Durante a investigação, a Volkswagen do Brasil negou o conhecimento dos abusos ocorridos entre 1974 e 1986 e alegou que os abusos eram de responsabilidade exclusiva dos empreiteiros (“gatos”) contratados para recrutar e gerenciar os trabalhadores.
A empresa ainda se baseou em argumentos técnicos para tentar se eximir de responsabilidade, como a impossibilidade de resgatar documentos antigos e a prescrição dos crimes.
Segundo o procurador do Trabalho Rafael Garcia Rodrigues, que coordenou as investigações, o MPT promoveu profunda e exaustiva análise sobre os fatos ocorridos na Fazenda Volkswagen nas décadas de 1970 e 1980.
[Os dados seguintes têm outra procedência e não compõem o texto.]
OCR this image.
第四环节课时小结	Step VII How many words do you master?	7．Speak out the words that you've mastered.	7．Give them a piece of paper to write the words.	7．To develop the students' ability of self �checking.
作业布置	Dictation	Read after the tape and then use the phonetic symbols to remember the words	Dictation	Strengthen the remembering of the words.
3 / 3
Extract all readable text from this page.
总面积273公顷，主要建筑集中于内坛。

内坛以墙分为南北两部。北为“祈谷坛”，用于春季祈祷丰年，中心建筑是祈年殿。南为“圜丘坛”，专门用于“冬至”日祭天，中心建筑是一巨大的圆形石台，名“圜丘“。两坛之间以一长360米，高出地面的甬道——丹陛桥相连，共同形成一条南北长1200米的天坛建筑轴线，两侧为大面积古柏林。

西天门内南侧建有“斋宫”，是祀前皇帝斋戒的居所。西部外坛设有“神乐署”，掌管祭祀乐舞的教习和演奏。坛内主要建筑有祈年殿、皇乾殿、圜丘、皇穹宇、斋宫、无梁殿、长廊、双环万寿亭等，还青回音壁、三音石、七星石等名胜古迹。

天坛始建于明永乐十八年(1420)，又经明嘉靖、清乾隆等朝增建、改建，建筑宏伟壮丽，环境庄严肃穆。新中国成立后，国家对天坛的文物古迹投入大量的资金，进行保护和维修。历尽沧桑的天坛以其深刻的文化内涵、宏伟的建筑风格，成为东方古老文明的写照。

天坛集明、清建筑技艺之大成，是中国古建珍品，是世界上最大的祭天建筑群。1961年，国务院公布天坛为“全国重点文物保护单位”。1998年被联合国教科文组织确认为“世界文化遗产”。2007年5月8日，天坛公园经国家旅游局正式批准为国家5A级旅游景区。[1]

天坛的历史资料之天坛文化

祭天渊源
“Os documentos e depoimentos obtidos pela instituição comprovaram as gravíssimas violações aos direitos humanos na fazenda naquele período. Foi constatada a submissão dos trabalhadores à condição semelhante à escravidão por meio de jornadas exaustivas, condições degradantes de trabalho e servidão por dívida”, destacou o procurador.
A ação civil pública foi elaborada por grupo integrado pelas procuradoras e procuradores do Trabalho Christiane Vieira Nogueira, Rafael Garcia Rodrigues, Silvia Silva da Silva e Ulisses Dias de Carvalho.
O que diz o outro lado
Ao Metrópoles a Volkswagen do Brasil “informa que ainda não foi formalmente notificada, razão pela qual não teve acesso ao teor da ação iniciada pelo Ministério Público Federal do Trabalho, e não comenta processos em andamento”.